LSTM input size (auto-detected from policy hidden_size)
Train section
Training hyperparameters.
[train]
device = cuda
total_timesteps = 10000000
batch_size = auto
bptt_horizon = 16
learning_rate = 0.0003
clip_coef = 0.1
gamma = 0.99
gae_lambda = 0.95
Training device: ‘cuda’ or ‘cpu’
batch_size
int | 'auto'
default:"'auto'"
Batch size for training
Backpropagation through time horizon
See the Configuration guide for all available training parameters.
Sweep section
Hyperparameter sweep settings.
[sweep]
method = Protein
metric = episode_return
goal = maximize
downsample = 100
Sweep method: ‘Protein’, ‘GridSearch’, ‘RandomSearch’, ‘Sobol’
Command-line overrides
Override configuration values from the command line:
# Override single values
puffer train puffer_cartpole --train.learning_rate 0.001
# Override multiple values
puffer train puffer_cartpole \
--train.learning_rate 0.001 \
--train.clip_coef 0.2 \
--vec.num_envs 8
# Override nested values
puffer train puffer_atari_breakout \
--env.frame_stack 4 \
--policy.hidden_size 512
Override syntax
cli_args = [
'--section.parameter', 'value',
'--train.learning_rate', '0.001',
'--train.use_rnn', 'True',
'--vec.backend', 'multiprocessing'
]
args = pufferl.load_config('puffer_cartpole', cli_args=cli_args)
Configuration examples
Custom configuration file
[base]
env_name = my_custom_env
env_module = my_package.environments
[vec]
backend = multiprocessing
num_envs = 16
envs_per_worker = 4
[env]
num_agents = 1
max_steps = 1000
[policy]
hidden_size = 256
[train]
device = cuda
total_timesteps = 50000000
learning_rate = 0.0003
batch_size = 32768
bptt_horizon = 16
use_rnn = True
[rnn]
hidden_size = 512
num_layers = 1
Loading and modifying config
import pufferlib.pufferl as pufferl
# Load base config
args = pufferl.load_config('puffer_cartpole')
# Modify settings
args['vec']['num_envs'] = 8
args['train']['learning_rate'] = 0.001
args['train']['use_rnn'] = True
args['rnn']['hidden_size'] = 256
# Use modified config
vecenv = pufferl.load_env('puffer_cartpole', args)

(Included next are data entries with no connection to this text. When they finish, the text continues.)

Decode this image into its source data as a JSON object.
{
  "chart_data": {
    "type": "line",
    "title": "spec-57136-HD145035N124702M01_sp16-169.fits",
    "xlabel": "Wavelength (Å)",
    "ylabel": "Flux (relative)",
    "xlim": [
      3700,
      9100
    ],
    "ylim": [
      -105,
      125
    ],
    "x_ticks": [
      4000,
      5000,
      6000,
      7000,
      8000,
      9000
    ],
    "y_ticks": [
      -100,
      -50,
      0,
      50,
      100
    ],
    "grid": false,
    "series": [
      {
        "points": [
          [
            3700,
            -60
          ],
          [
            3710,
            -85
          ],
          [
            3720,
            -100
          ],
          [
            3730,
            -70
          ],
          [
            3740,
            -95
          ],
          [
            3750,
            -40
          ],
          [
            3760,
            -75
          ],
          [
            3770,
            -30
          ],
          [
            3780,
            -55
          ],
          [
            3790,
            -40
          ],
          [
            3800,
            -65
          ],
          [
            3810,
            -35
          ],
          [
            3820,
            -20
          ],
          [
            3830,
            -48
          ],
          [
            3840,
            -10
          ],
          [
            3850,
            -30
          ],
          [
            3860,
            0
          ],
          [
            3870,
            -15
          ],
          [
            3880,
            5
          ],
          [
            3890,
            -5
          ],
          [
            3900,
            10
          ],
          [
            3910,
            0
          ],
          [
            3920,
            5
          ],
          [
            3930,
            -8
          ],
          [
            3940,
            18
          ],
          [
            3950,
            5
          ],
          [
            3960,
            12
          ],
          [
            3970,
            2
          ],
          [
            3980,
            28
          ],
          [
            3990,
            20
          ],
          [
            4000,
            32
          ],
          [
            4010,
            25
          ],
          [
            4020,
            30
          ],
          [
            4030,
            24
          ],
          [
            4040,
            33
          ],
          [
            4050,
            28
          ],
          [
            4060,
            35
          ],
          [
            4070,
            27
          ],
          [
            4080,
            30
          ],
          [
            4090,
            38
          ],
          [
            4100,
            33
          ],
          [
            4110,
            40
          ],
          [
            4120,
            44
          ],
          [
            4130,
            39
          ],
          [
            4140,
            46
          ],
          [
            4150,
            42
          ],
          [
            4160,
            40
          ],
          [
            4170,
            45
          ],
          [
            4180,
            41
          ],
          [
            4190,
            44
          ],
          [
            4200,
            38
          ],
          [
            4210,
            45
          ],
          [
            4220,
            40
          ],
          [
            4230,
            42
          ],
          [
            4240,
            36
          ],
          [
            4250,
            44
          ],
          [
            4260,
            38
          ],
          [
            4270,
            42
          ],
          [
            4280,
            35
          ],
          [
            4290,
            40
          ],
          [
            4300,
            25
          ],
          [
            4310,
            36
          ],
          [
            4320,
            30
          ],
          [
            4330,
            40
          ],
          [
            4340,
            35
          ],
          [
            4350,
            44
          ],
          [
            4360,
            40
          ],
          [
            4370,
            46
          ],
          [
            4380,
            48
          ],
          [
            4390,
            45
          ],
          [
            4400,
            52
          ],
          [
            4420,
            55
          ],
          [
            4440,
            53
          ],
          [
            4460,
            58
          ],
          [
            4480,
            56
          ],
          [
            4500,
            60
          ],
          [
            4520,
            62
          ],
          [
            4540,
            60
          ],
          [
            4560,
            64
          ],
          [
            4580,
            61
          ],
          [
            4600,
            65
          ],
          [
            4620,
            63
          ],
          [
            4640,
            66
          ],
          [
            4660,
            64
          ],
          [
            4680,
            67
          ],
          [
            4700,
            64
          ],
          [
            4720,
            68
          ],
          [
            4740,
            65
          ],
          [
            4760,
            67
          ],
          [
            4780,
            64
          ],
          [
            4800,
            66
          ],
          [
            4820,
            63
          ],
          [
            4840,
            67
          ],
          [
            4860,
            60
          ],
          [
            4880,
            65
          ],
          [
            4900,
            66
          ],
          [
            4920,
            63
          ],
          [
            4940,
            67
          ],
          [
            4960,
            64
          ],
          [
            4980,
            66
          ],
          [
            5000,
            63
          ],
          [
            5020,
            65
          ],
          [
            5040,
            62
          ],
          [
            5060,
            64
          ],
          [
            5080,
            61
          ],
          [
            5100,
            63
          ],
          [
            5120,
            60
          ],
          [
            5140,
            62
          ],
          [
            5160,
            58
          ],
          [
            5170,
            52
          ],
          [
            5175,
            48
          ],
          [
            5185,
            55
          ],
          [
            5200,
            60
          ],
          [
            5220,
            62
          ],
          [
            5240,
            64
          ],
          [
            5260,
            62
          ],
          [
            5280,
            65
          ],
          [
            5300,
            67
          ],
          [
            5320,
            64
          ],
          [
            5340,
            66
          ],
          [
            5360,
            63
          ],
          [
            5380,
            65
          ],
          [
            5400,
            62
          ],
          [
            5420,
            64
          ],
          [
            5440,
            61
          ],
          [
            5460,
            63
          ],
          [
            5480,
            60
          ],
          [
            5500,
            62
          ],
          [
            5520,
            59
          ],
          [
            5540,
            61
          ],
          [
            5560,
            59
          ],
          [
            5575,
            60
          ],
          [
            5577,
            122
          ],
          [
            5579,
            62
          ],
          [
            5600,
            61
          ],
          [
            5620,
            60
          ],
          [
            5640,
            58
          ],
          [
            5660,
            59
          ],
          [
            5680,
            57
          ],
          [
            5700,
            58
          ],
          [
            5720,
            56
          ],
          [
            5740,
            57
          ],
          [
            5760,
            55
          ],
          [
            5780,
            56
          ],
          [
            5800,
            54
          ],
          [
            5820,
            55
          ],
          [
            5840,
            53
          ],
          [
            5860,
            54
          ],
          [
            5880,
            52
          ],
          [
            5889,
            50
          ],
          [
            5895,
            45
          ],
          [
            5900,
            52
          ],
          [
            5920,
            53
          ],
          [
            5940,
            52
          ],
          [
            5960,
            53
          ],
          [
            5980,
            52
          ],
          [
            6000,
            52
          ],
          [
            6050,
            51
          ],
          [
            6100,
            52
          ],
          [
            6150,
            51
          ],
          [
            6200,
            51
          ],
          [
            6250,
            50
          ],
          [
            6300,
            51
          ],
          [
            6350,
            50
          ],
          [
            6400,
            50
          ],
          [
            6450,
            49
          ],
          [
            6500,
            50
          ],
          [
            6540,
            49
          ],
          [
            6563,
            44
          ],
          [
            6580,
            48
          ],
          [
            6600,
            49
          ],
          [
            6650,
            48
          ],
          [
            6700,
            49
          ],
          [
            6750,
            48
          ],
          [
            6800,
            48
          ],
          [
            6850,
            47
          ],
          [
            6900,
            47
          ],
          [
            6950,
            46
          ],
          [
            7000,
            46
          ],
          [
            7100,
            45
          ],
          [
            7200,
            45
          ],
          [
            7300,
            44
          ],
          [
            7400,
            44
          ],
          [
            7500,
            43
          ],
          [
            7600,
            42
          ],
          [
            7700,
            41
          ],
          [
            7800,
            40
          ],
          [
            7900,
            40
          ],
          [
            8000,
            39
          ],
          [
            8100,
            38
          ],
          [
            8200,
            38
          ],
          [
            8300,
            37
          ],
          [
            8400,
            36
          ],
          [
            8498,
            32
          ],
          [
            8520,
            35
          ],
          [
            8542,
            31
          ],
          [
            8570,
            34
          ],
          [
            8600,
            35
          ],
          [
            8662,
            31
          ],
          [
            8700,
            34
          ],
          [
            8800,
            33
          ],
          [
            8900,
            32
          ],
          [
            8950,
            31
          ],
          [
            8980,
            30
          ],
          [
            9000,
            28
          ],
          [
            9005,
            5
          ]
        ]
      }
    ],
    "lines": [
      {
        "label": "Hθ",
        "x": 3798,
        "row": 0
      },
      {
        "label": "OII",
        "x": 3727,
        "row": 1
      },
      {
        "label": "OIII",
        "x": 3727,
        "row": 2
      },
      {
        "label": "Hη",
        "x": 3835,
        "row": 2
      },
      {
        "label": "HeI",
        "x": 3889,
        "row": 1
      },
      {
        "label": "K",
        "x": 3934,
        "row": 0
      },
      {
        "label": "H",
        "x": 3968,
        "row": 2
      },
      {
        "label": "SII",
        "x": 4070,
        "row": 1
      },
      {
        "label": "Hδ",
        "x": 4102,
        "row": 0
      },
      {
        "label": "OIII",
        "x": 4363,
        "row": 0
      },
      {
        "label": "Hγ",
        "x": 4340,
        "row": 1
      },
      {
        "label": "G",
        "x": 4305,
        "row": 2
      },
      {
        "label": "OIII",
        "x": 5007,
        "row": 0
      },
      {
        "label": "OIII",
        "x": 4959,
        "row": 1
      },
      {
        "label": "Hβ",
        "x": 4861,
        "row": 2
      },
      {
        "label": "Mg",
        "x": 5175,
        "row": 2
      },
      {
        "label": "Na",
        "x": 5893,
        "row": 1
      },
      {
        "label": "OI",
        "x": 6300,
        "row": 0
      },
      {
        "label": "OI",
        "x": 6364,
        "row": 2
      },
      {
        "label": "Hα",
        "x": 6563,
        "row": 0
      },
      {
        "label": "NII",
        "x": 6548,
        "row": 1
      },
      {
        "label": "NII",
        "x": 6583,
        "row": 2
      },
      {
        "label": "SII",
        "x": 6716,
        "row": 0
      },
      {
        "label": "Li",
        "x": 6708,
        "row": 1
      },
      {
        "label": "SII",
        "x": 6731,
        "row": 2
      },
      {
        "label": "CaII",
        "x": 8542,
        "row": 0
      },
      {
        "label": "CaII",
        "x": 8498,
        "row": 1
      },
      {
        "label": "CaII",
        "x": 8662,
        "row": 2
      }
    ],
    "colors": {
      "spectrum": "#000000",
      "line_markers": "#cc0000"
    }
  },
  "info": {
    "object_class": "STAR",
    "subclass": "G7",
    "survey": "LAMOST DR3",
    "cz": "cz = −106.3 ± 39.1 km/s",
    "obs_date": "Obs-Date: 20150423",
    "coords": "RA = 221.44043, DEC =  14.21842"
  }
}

policy = pufferl.load_policy(args, vecenv, 'puffer_cartpole')
trainer = pufferl.PuffeRL(args['train'], vecenv, policy)
Auto values
Some parameters support ‘auto’ mode:
batch_size = auto: Computed as num_envs * num_agents * bptt_horizon
bptt_horizon = auto: Computed as batch_size / (num_envs * num_agents)
envs_per_worker = auto: Distributed evenly across workers
policy.input_size = auto: Inferred from observation space
rnn.input_size = auto: Set to policy.hidden_size
You must specify either batch_size or bptt_horizon - they cannot both be ‘auto’.
Use args = pufferl.load_config(env_name) to see the complete configuration with all defaults filled in.